Für Frauen ergeben sich dadurch wirtschaftliche Nachteile: Die daraus resultierenden niedrigeren Einkommen über den Lebensverlauf führen zu niedrigeren eigenständigen Alterssicherungsansprüchen.
Durch das Care-Work steigt das weibliche Armutsrisiko
Eine partnerschaftliche Teilung der Sorgearbeit kann daher eine Voraussetzung für gleichberechtigte Chancen von Frauen und Männer auf dem Arbeitsmarkt sein.
Der Fachkräftemangel
Diese pflegenden Angehörigen sind in zunehmend immer mehr Fällen auch Mitarbeiter*innen von Unternehmen. Damit trifft diese Problematik auf ein weiteres gemeinsames Problemfeld: den Fachkräftemangel. Pflegende Angehörige kommen in vielen Fällen in Konflikt mit der von Ihnen erwarteten Arbeitsleistung.
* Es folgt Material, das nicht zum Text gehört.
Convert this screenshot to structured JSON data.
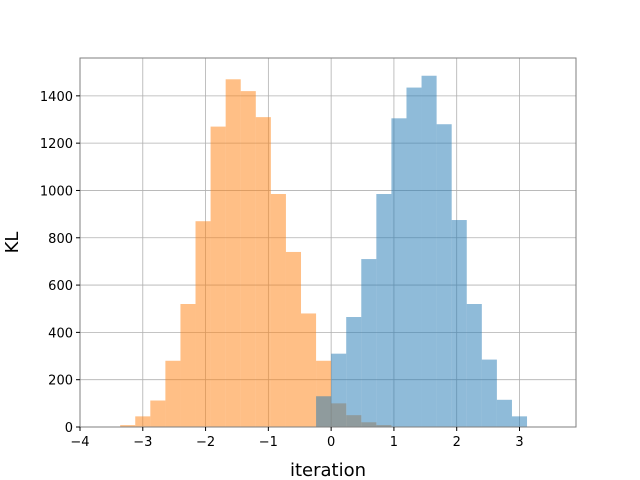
{
  "chart_data": {
    "type": "bar",
    "title": "",
    "xlabel": "iteration",
    "ylabel": "KL",
    "xlim": [
      -4.0,
      3.9
    ],
    "ylim": [
      0,
      1560
    ],
    "xticks": [
      -4,
      -3,
      -2,
      -1,
      0,
      1,
      2,
      3
    ],
    "yticks": [
      0,
      200,
      400,
      600,
      800,
      1000,
      1200,
      1400
    ],
    "grid": true,
    "legend": "none",
    "series": [
      {
        "color": "#ff7f0e",
        "opacity": 0.5,
        "bin_edges": [
          -3.6,
          -3.36,
          -3.12,
          -2.88,
          -2.64,
          -2.4,
          -2.16,
          -1.92,
          -1.68,
          -1.44,
          -1.2,
          -0.96,
          -0.72,
          -0.48,
          -0.24,
          0.0,
          0.24,
          0.48,
          0.72,
          0.96,
          1.2
        ],
        "counts": [
          2,
          8,
          45,
          112,
          280,
          520,
          870,
          1270,
          1470,
          1420,
          1310,
          985,
          740,
          480,
          280,
          100,
          50,
          20,
          8,
          2
        ]
      },
      {
        "color": "#1f77b4",
        "opacity": 0.5,
        "bin_edges": [
          -0.24,
          0.0,
          0.24,
          0.48,
          0.72,
          0.96,
          1.2,
          1.44,
          1.68,
          1.92,
          2.16,
          2.4,
          2.64,
          2.88,
          3.12
        ],
        "counts": [
          130,
          310,
          465,
          710,
          985,
          1305,
          1435,
          1485,
          1280,
          875,
          520,
          285,
          115,
          45,
          5
        ]
      }
    ]
  }
}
Im schlechtesten Fall kommt es zur Niederlegung des Arbeitsverhältnisses und damit zur Verschärfung des Fachkräftemangels.
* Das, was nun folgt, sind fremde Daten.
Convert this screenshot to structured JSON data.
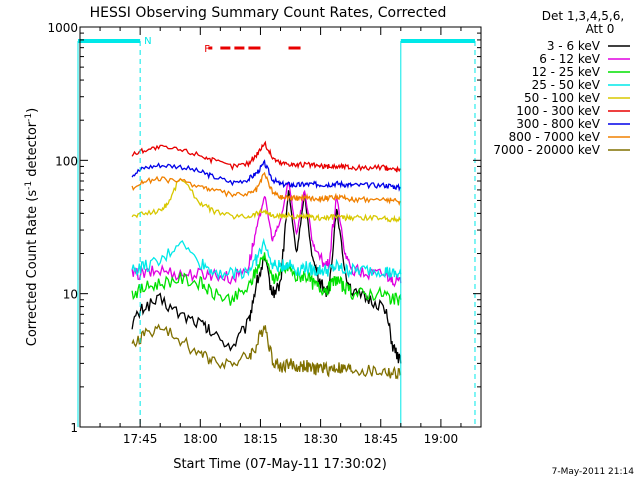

Für Unternehmen können hohe Kosten entstehen, wenn sie sich nicht aktiv um gute Lösungen bemühen: Einer Studie zufolge betragen die betrieblichen Folgekosten pro Beschäftigtem mit Pflegeaufgaben rund 14.000 EUR/Jahr.
(https://www.ffp.de/files/dokumente/2011/factsheet_folgekosten-pflege.pdf, S.3)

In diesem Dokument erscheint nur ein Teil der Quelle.